In large clinical studies, approximately two-thirds of patients required the combination therapy to achieve BP control.17, 18 In contrast, in this study more than half the patients on the aliskiren monotherapy achieved BP control, whereas the remaining patients required the optional addition of a diuretic or a CCB. Overall, 84 patients (68 patients from <65 years age group and 16 patients from 65 years age group) achieved BP goal according to the Japanese Society of Hypertension guidelines, and over 70% of the patients responded to aliskiren in this study. Similar responder rates were observed in other studies comparing aliskiren with ramipril (being the most commonly used ACEI outside Japan) in hypertensive patients and in a diabetic population with hypertension.10, 19

There were no deaths during the study and few SAEs were reported, although a possible relation to the study drug could not be excluded for three patients. The incidence of AEs was similar for both aliskiren monotherapy and aliskiren in combination with a CCB/diuretic.

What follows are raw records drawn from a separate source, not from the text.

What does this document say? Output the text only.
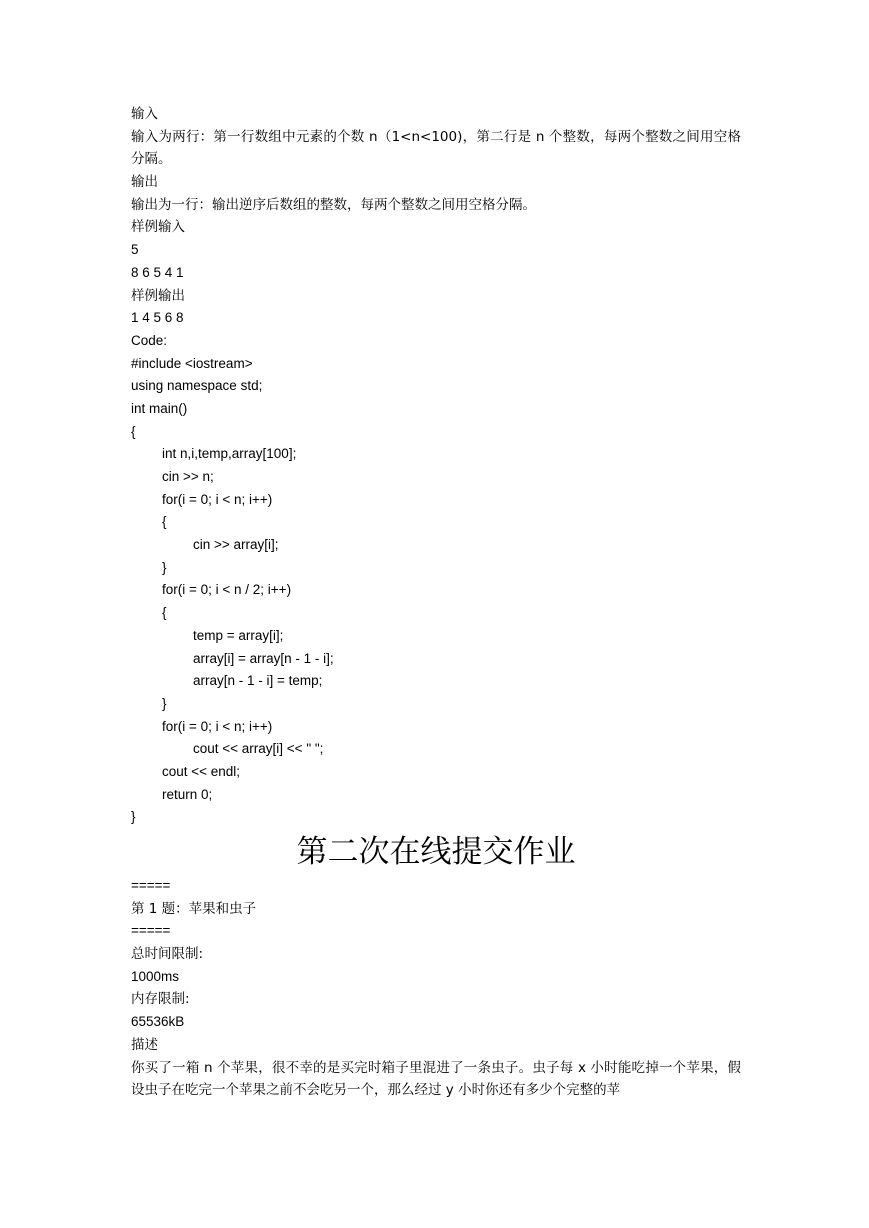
输入
输入为两行：第一行数组中元素的个数 n（1<n<100)，第二行是 n 个整数，每两个整数之间用空格分隔。
输出
输出为一行：输出逆序后数组的整数，每两个整数之间用空格分隔。
样例输入
5
8 6 5 4 1
样例输出
1 4 5 6 8
Code:
#include <iostream>
using namespace std;
int main()
{
int n,i,temp,array[100];
cin >> n;
for(i = 0; i < n; i++)
{
cin >> array[i];
}
for(i = 0; i < n / 2; i++)
{
temp = array[i];
array[i] = array[n - 1 - i];
array[n - 1 - i] = temp;
}
for(i = 0; i < n; i++)
cout << array[i] << " ";
cout << endl;
return 0;
}
第二次在线提交作业
=====
第 1 题：苹果和虫子
=====
总时间限制:
1000ms
内存限制:
65536kB
描述
你买了一箱 n 个苹果，很不幸的是买完时箱子里混进了一条虫子。虫子每 x 小时能吃掉一个苹果，假设虫子在吃完一个苹果之前不会吃另一个，那么经过 y 小时你还有多少个完整的苹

The results from this study were consistent with those of the previous studies where aliskiren showed tolerability comparable to placebo at doses up to 300 mg o.d. and had a safety profile equivalent to the ARBs.20, 21 Similar results were observed in a pooled analysis of data from eight randomized, multicenter studies (8570 patients with mild-to-moderate hypertension), wherein aliskiren showed tolerability comparable to placebo.22 The commonly reported AEs with aliskiren were headache, nasopharyngitis, and diarrhea, and these AEs were not significantly different from placebo.22 Interestingly, a greater number of patients (93%) in the aliskiren 150 mg group completed the study as compared with those in the aliskiren 75 mg group (85%) mainly because of discontinuations due to side effects. A similar trend has been observed in previous studies in non-Japanese populations.21, 23, 24 The difference may relate to effects caused by the underlying hypertensive state rather than drug-related effects.

The primary goal of treating patients with essential hypertension is to attain target BP levels, thereby reducing long-term risk of cardiovascular morbidity and mortality with minimal side effects. The results of this study showed that long-term use of aliskiren alone and aliskiren in combination with a CCB or a diuretic was well tolerated; moreover, BP goal was attained in the majority of patients. This study adds to the growing evidence that aliskiren, an oral direct renin inhibitor, is effective in the long-term control of hypertension. Further long-term and large-scale studies are needed to prove the end-organ protection benefits of aliskiren.

Conclusion

Long-term therapy with aliskiren alone or aliskiren in combination with a CCB or a diuretic in Japanese patients with hypertension was well tolerated and provided effective BP reductions that were maintained over 52 weeks of treatment.